米国の人種差別は「旗」を下ろしても消えない 「白人家庭は黒人家庭より7倍裕福」という事実
[ロサンゼルス、6月27日(ロイター)]- アメリカ南部の各所で公共の場から南部連合旗を取り外すようにという声が高まる中、ヴァネッサ・ホワイトは自身のようなアフリカ系アメリカ人にとって、それが本当の意味で前進なのかどうか疑わしいと言う。
このカリフォルニア州コンプトンに住む57歳の女性建設労働者は、怒りをかき立てるほど、あまりに多くのことを目にし、耐えてきた。彼女は、数年のうちに5人もの家族が銃によって殺されてきた。彼女の二人の兄弟は28歳と38歳だった。甥は19歳、姪は16歳、姪の母親は28歳だった。彼ら全員が十代で学校を中退していた。
「普通の生活が許されるなんて思ったことがありません」とホワイトは、昨年ロサンゼルス南部の貧困地域で買ったこぎれいな二階建ての家で語った。
南部連合旗を除去しても根本解決にはならない
6月17日夜、チャールストンの教会で起きた9人の黒人礼拝者が人種的な偏見によって虐殺された事件の後、国中のアフリカ系アメリカ人が、公共の場から南部連合旗を取り除く運動が急速に広まっていることを称賛している。
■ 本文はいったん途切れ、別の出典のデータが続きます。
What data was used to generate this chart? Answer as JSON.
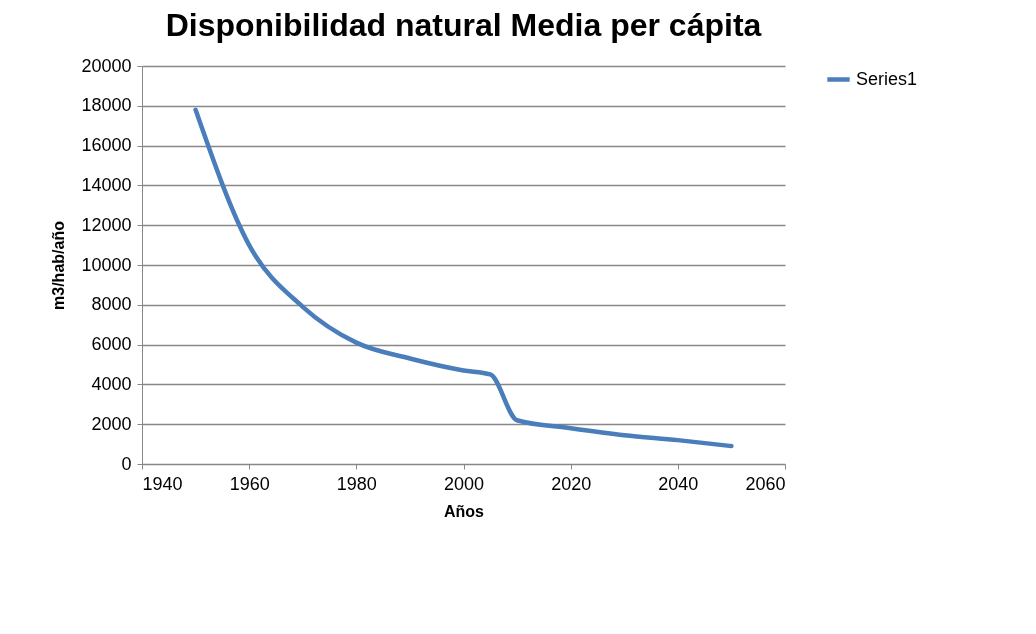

しかしこの取り組みを支援する人々でさえ、大量の黒人男性をを投獄したり経済的かつ教育的な機会が与えられていない、といった根本的な人種差別と彼らが考えることを問題提議するのに、あまり役に立たないのではないかと考えている。
ホワイト曰く、彼女の見解は子供の頃から人種差別にさらされてきたことと、彼女が機能していないと表現する家族によって形成された。シングルマザーであった彼女の母親はアルコール依存症で、彼女の兄弟たちも若いうちから犯罪に手を染めていた。彼女は人種のせいで、まともな人間ではないと感じながら育ったと言う。
「16歳のある日」と彼女は回想する。「小さな白人の子供たちが"ニガー、出て行け!"と叫びながら私を追い掛け回しました。これは決して忘れられません」。